Günlük okul hayatında, tekrar ciddi onur öğrencisiydı. Ekim başında ÖYD’de ‘Topluluk Katkısı’ puanı düşse de burdan sonra tekrar yükselmesi an meselesi.
Eğer acımasız bir karşılaştırma yaparsak, Airi’den daha fazla katkıda bulundu.
“Biliyorum, biliyorum. Bazı belirsizlikleri arkada bıraktım. Özellikle Hasabe-san’la olan. Dürüst olacağım ne yapacağımı henüz bilmiyorum. Ama eğer böyle bir özel sınav tekrar olursa, daha iyi bir yaklaşım sergileyeceğimi düşünüyorum.”
“Görüşün nedir?”
“O sınavda, Oybirliği sağlamak için tedbirsizce bir söz verdim. Haini gözden çıkaracağımı söyleyip sonrasında vazgeçtim. Oybirliği sağlamak için kestirme bir yoldu fakat riskin büyüklüğünü anlayamamıştım. Kushida-san’ın hain olduğunu biliyordum. Ve bu kararı onun okuldan ayrılmasına izin verme cesaretim yokken almıştım. Bu bir hataydı.”
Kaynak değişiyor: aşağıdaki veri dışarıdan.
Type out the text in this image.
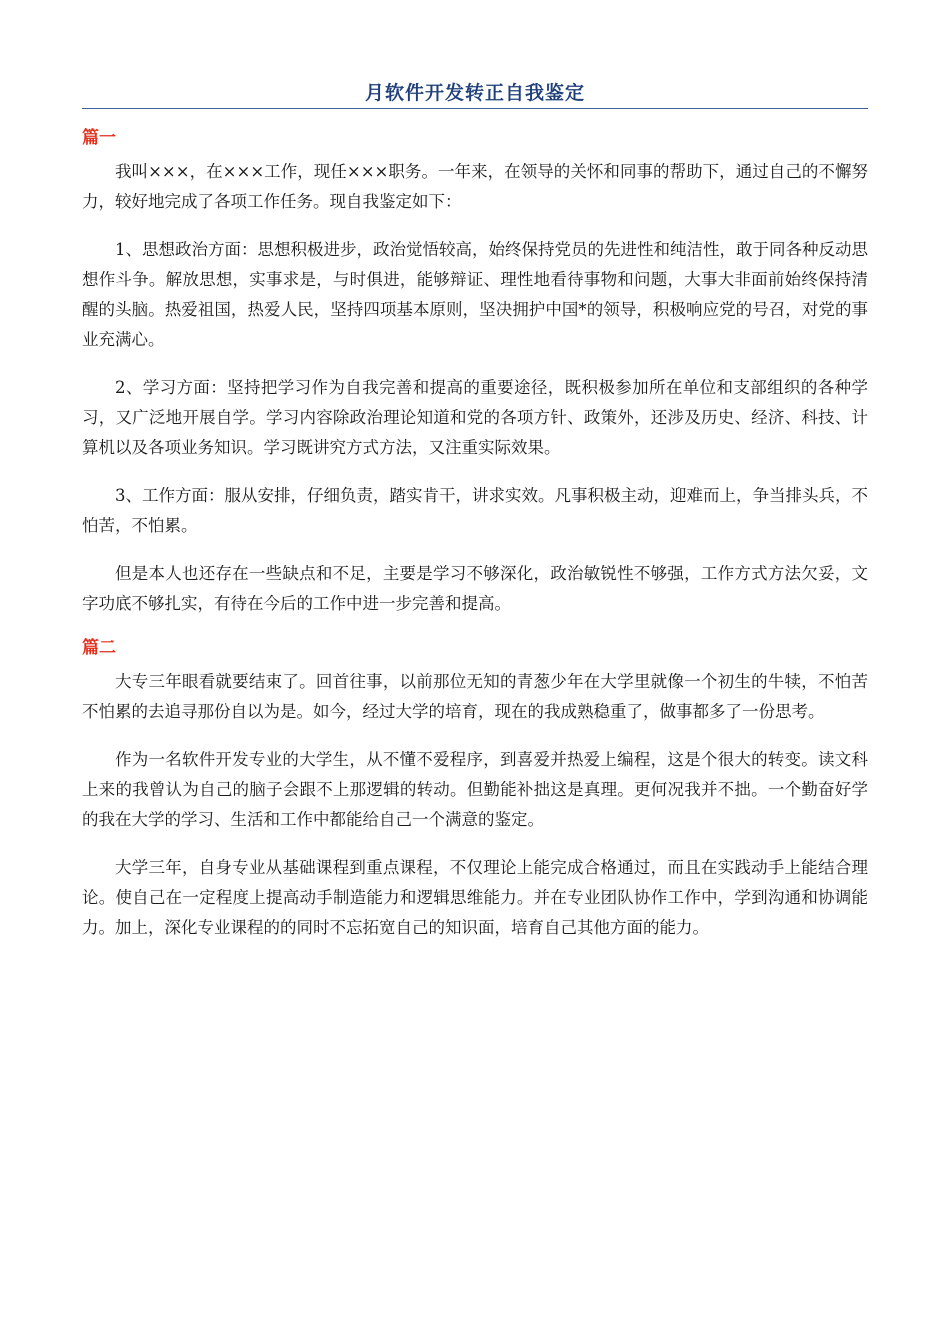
月软件开发转正自我鉴定
篇一

我叫×××，在×××工作，现任×××职务。一年来，在领导的关怀和同事的帮助下，通过自己的不懈努力，较好地完成了各项工作任务。现自我鉴定如下：

1、思想政治方面：思想积极进步，政治觉悟较高，始终保持党员的先进性和纯洁性，敢于同各种反动思想作斗争。解放思想，实事求是，与时俱进，能够辩证、理性地看待事物和问题，大事大非面前始终保持清醒的头脑。热爱祖国，热爱人民，坚持四项基本原则，坚决拥护中国*的领导，积极响应党的号召，对党的事业充满心。

2、学习方面：坚持把学习作为自我完善和提高的重要途径，既积极参加所在单位和支部组织的各种学习，又广泛地开展自学。学习内容除政治理论知道和党的各项方针、政策外，还涉及历史、经济、科技、计算机以及各项业务知识。学习既讲究方式方法，又注重实际效果。

3、工作方面：服从安排，仔细负责，踏实肯干，讲求实效。凡事积极主动，迎难而上，争当排头兵，不怕苦，不怕累。

但是本人也还存在一些缺点和不足，主要是学习不够深化，政治敏锐性不够强，工作方式方法欠妥，文字功底不够扎实，有待在今后的工作中进一步完善和提高。

篇二

大专三年眼看就要结束了。回首往事，以前那位无知的青葱少年在大学里就像一个初生的牛犊，不怕苦不怕累的去追寻那份自以为是。如今，经过大学的培育，现在的我成熟稳重了，做事都多了一份思考。

作为一名软件开发专业的大学生，从不懂不爱程序，到喜爱并热爱上编程，这是个很大的转变。读文科上来的我曾认为自己的脑子会跟不上那逻辑的转动。但勤能补拙这是真理。更何况我并不拙。一个勤奋好学的我在大学的学习、生活和工作中都能给自己一个满意的鉴定。

大学三年，自身专业从基础课程到重点课程，不仅理论上能完成合格通过，而且在实践动手上能结合理论。使自己在一定程度上提高动手制造能力和逻辑思维能力。并在专业团队协作工作中，学到沟通和协调能力。加上，深化专业课程的的同时不忘拓宽自己的知识面，培育自己其他方面的能力。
“Eğer bir atılma olasılığı varsa, o zaman tedbirsizce verilen söz daha sonraz sana zarar verir.”
Zaman tükenirken bu kararı vermek acı vericiydi, ancak o aşamada Airi’den veya benzer bir şekilde yeteneksiz birinden kendini feda etme olasılığını açık bırakarak oybirliğiyle karar alabilseydik, sonraki etkilerin şimdiki kadar kötü olmayacağı doğru olurdu.
Neyden vazgeçeceğiz, ne kazanacağız?
“Sınıf puanı kazandık, ama çokça şey kaybettik. Bu özel sınav bana çok şey öğretti. Bana başarının ve başarısızlığın iki yönünüde gösterdin.”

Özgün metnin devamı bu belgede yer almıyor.